In a statement, Gov. Pat Quinn called it an "excellent settlement" that will save the state money and adhere to the Americans with Disabilities Act.
"(It) also responds to the aspirations of those who want to live more independent, productive and fulfilling lives in community and home-based settings," Quinn said in a statement. "For many people with disabilities, institutionalization is unnecessary and unwanted, and these settlements will help us continue to move in the right direction on community and home-based care."
This case was one of a trio of class-action lawsuits filed against the state by Access Living, the ACLU of Illinois and Equip for Equality, citing discrimination under the Americans with Disabilities Act. The lawsuit said thousands of people were forced to reluctantly be "warehoused" in state-run institutions because they could not afford to live in their communities or get the support services they need.
"Right now, the choice is mandated by the system. We needed to change the system," said Ben Wolf, associate legal director of the ACLU of Illinois.

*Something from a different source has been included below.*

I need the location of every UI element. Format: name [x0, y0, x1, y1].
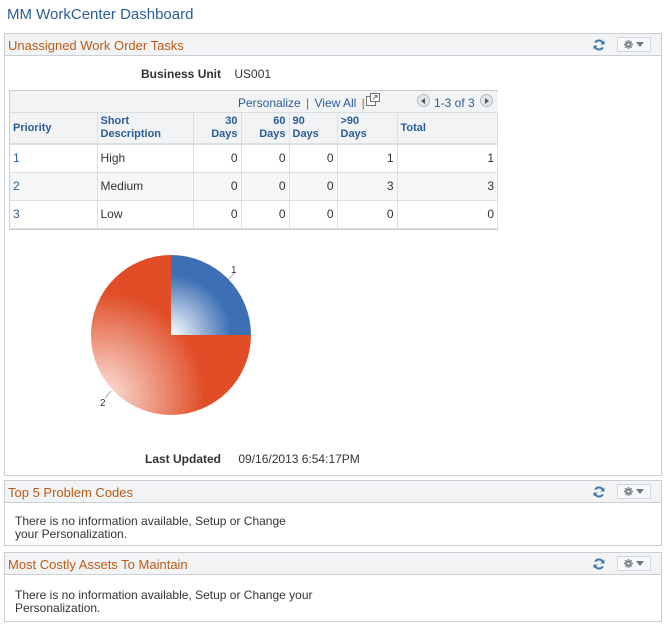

This lawsuit centered on Lenil Colbert, a Chicago man who was partially paralyzed after suffering a stroke at age 32. Even though he doesn't require around-the-clock care, the state told him he had to move into a Chicago nursing home, where he was forced to have a roommate, wake up and eat on a schedule, and have visitation privileges he likened to jail visits.
"I felt like my life was over," said Colbert.
Last year, he finally received a hard-to-get state housing choice voucher so he could afford an apartment closer to his brother in Oak Lawn and has a caregiver come over to help him for a few hours each day.
Under the terms of the agreement, people will have a choice of where they want to live. If they do not choose to live in a state-run nursing home, the state will provide $10 million for housing and related assistance, including personal assistants, to at least 1,100 Cook County nursing home residents with disabilities during the first 2½ years. After that, the state will provide $4,000 each in housing and related assistance to help them move into the community.
That cost is less than -- or will not exceed -- the amount the state spends now for their nursing home costs, said Steve Libowsky, one of the attorneys from SNR Denton who worked on the case for Access Living pro bono.
The policy change will benefit people like Ebony Payne, a 28-year-old quadriplegic who has been forced to live in a nursing home since a car accident and shooting in 2003. After being moved around to several state-run nursing homes, she's now living in a Niles facility -- a 2½-hour round trip drive for her family on Chicago's south side.
"It's not easy ... and it doesn't make sense. If I'm not deathly ill, or need constant care, it doesn't make sense for me to be put up in a nursing facility. It's a waste of money," she said. "I've been wanting to go back to school for the longest time, but being here, that's not possible. My mom works from home, so I can stay with her. But I haven't been able to get a housing (choice) voucher."